E = ArcSin{ sin(0) sin(23.5°) + cos(0) cos(23.5°) cos(t₀−α) } = 0
t₀−α = ±90°
Since we're beginning on the equator at sunset, t₀−α = +90°.
So the rate of change of latitude at time t=0 is
dφ/dt = sin(90°) / [ tan(23.5°) + cos²(90°) / tan(23.5°) ]
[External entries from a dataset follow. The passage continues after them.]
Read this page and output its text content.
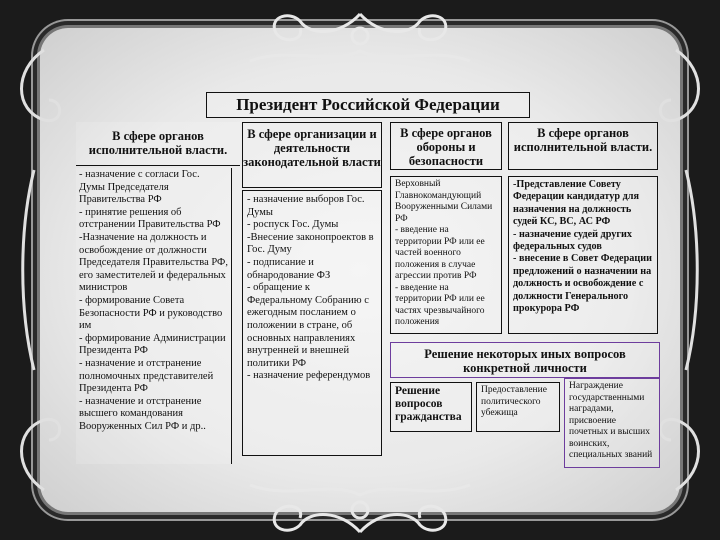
Президент Российской Федерации
В сфере органов исполнительной власти.
- назначение с согласи Гос. Думы Председателя Правительства РФ
- принятие решения об отстранении Правительства РФ
-Назначение на должность и освобождение от должности Председателя Правительства РФ, его заместителей и федеральных министров
- формирование Совета Безопасности РФ и руководство им
- формирование Администрации Президента РФ
- назначение и отстранение полномочных представителей Президента РФ
- назначение и отстранение высшего командования Вооруженных Сил РФ и др..
В сфере организации и деятельности законодательной власти
- назначение выборов Гос. Думы
- роспуск Гос. Думы
-Внесение законопроектов в Гос. Думу
- подписание и обнародование ФЗ
- обращение к Федеральному Собранию с ежегодным посланием о положении в стране, об основных направлениях внутренней и внешней политики РФ
- назначение референдумов
В сфере органов обороны и безопасности
Верховный Главнокомандующий Вооруженными Силами РФ
- введение на территории РФ или ее частей военного положения в случае агрессии против РФ
- введение на территории РФ или ее частях чрезвычайного положения
В сфере органов исполнительной власти.
-Представление Совету Федерации кандидатур для назначения на должность судей КС, ВС, АС РФ
- назначение судей других федеральных судов
- внесение в Совет Федерации предложений о назначении на должность и освобождение с должности Генерального прокурора РФ
Решение некоторых иных вопросов конкретной личности
Решение вопросов гражданства
Предоставление политического убежища
Награждение государственными наградами, присвоение почетных и высших воинских, специальных званий
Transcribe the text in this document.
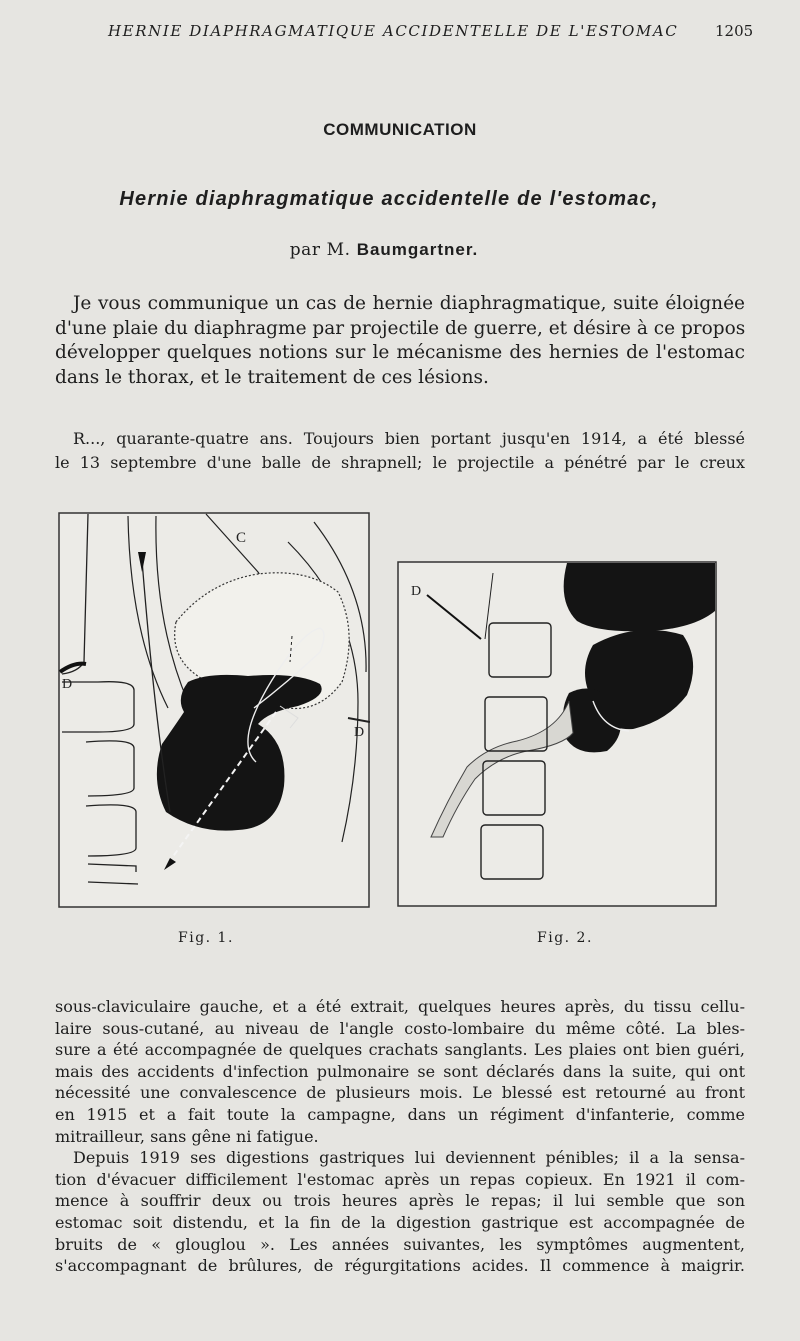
HERNIE DIAPHRAGMATIQUE ACCIDENTELLE DE L'ESTOMAC 1205
COMMUNICATION
Hernie diaphragmatique accidentelle de l'estomac,
par M. Baumgartner.
Je vous communique un cas de hernie diaphragmatique, suite éloignée
d'une plaie du diaphragme par projectile de guerre, et désire à ce propos
développer quelques notions sur le mécanisme des hernies de l'estomac
dans le thorax, et le traitement de ces lésions.
R..., quarante-quatre ans. Toujours bien portant jusqu'en 1914, a été blessé
le 13 septembre d'une balle de shrapnell; le projectile a pénétré par le creux
C
D
D
Fig. 1.
D
Fig. 2.
sous-claviculaire gauche, et a été extrait, quelques heures après, du tissu cellu-
laire sous-cutané, au niveau de l'angle costo-lombaire du même côté. La bles-
sure a été accompagnée de quelques crachats sanglants. Les plaies ont bien guéri,
mais des accidents d'infection pulmonaire se sont déclarés dans la suite, qui ont
nécessité une convalescence de plusieurs mois. Le blessé est retourné au front
en 1915 et a fait toute la campagne, dans un régiment d'infanterie, comme
mitrailleur, sans gêne ni fatigue.
Depuis 1919 ses digestions gastriques lui deviennent pénibles; il a la sensa-
tion d'évacuer difficilement l'estomac après un repas copieux. En 1921 il com-
mence à souffrir deux ou trois heures après le repas; il lui semble que son
estomac soit distendu, et la fin de la digestion gastrique est accompagnée de
bruits de « glouglou ». Les années suivantes, les symptômes augmentent,
s'accompagnant de brûlures, de régurgitations acides. Il commence à maigrir.
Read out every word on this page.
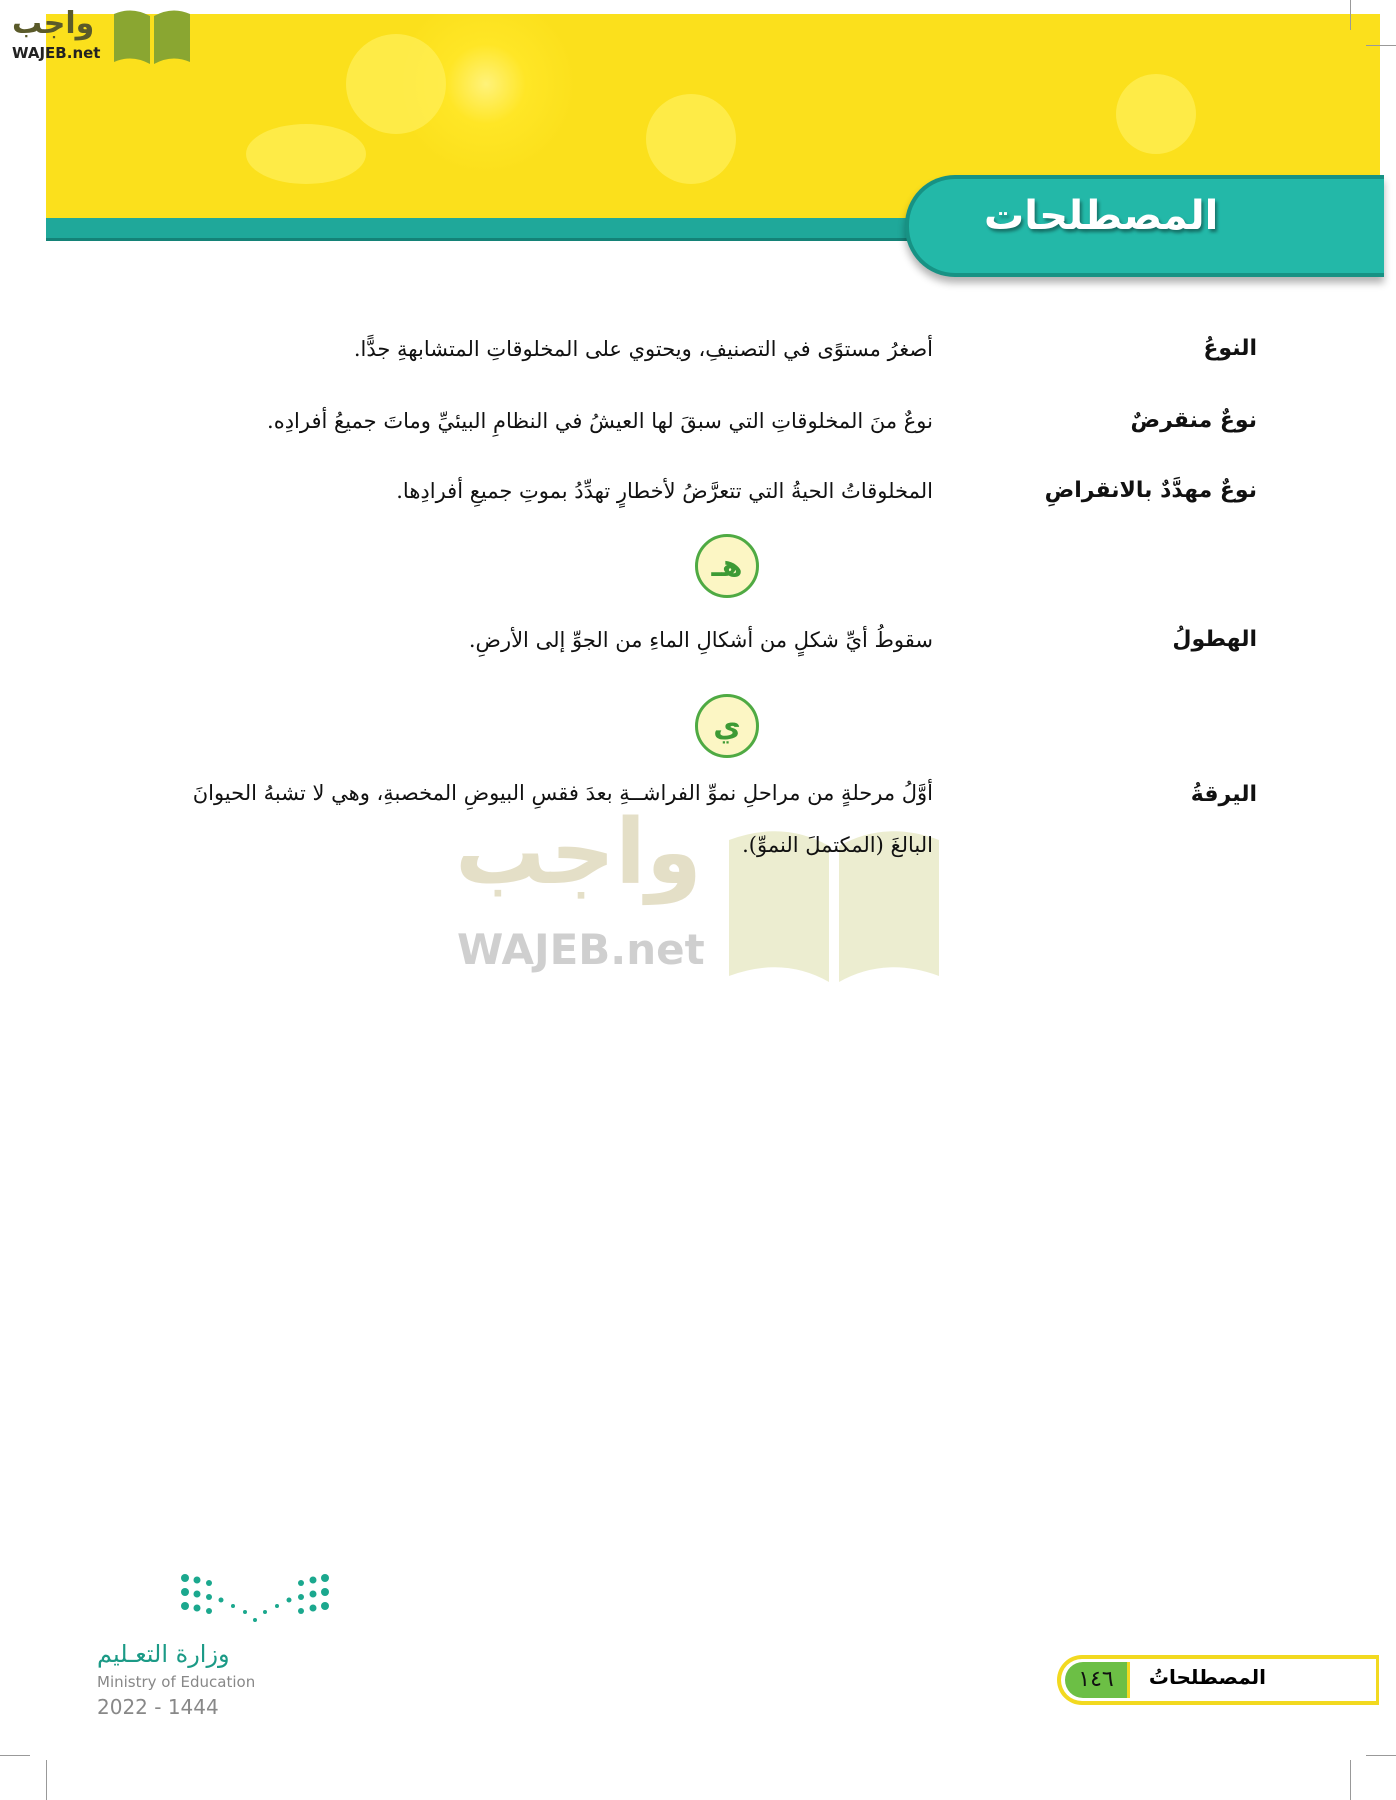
المصطلحات
واجب
WAJEB.net
واجب
WAJEB.net
النوعُ
أصغرُ مستوًى في التصنيفِ، ويحتوي على المخلوقاتِ المتشابهةِ جدًّا.
نوعٌ منقرضٌ
نوعٌ منَ المخلوقاتِ التي سبقَ لها العيشُ في النظامِ البيئيِّ وماتَ جميعُ أفرادِه.
نوعٌ مهدَّدٌ بالانقراضِ
المخلوقاتُ الحيةُ التي تتعرَّضُ لأخطارٍ تهدِّدُ بموتِ جميعِ أفرادِها.
هـ
الهطولُ
سقوطُ أيِّ شكلٍ من أشكالِ الماءِ من الجوِّ إلى الأرضِ.
ي
اليرقةُ
أوَّلُ مرحلةٍ من مراحلِ نموِّ الفراشــةِ بعدَ فقسِ البيوضِ المخصبةِ، وهي لا تشبهُ الحيوانَ البالغَ (المكتملَ النموِّ).
وزارة التعـليم
Ministry of Education
2022 - 1444
١٤٦	المصطلحاتُ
dφ/dt = 1 / [ tan(23.5°) + 0 ] ≈ 2.2998
The units of dφ/dt are degrees of latitude per degree of time-converted-to-angle. We would multiply this figure by 15 to get dφ/dt in degrees of latitude per hour of time.
dφ/dt = 34.3976 degrees per hour = 0.602097 radians per hour
R = 6378000 meters
v(at time t=0) = R (dφ/dt) = 3840000 meters per hour
v₀ = 1067 m/s
That speed is not constant. It changes with latitude and, hence, with time. The function v(t) is transcendental, so you'll have to find it by numerical integration, stepping over time and solving, like this:
t₁ = t₀ + Δt
φ₁ = φ₀ + Δt sin(t₀−α) / [ tan(δ) + cos²(t₀−α) / tan(δ) ]
v₁ = π R (φ₁−φ₀) / 43200
t₂ = t₁ + Δt
φ₂ = φ₁ + Δt sin(t₁−α) / [ tan(δ) + cos²(t₁−α) / tan(δ) ]
v₂ = π R (φ₂−φ₁) / 43200
And so on. The values for t in the trigonometric functions are in angular units, but otherwise they are in time units. Convert as necessary. Δt should be chosen as small as is practical. The values for v will be in meters per second.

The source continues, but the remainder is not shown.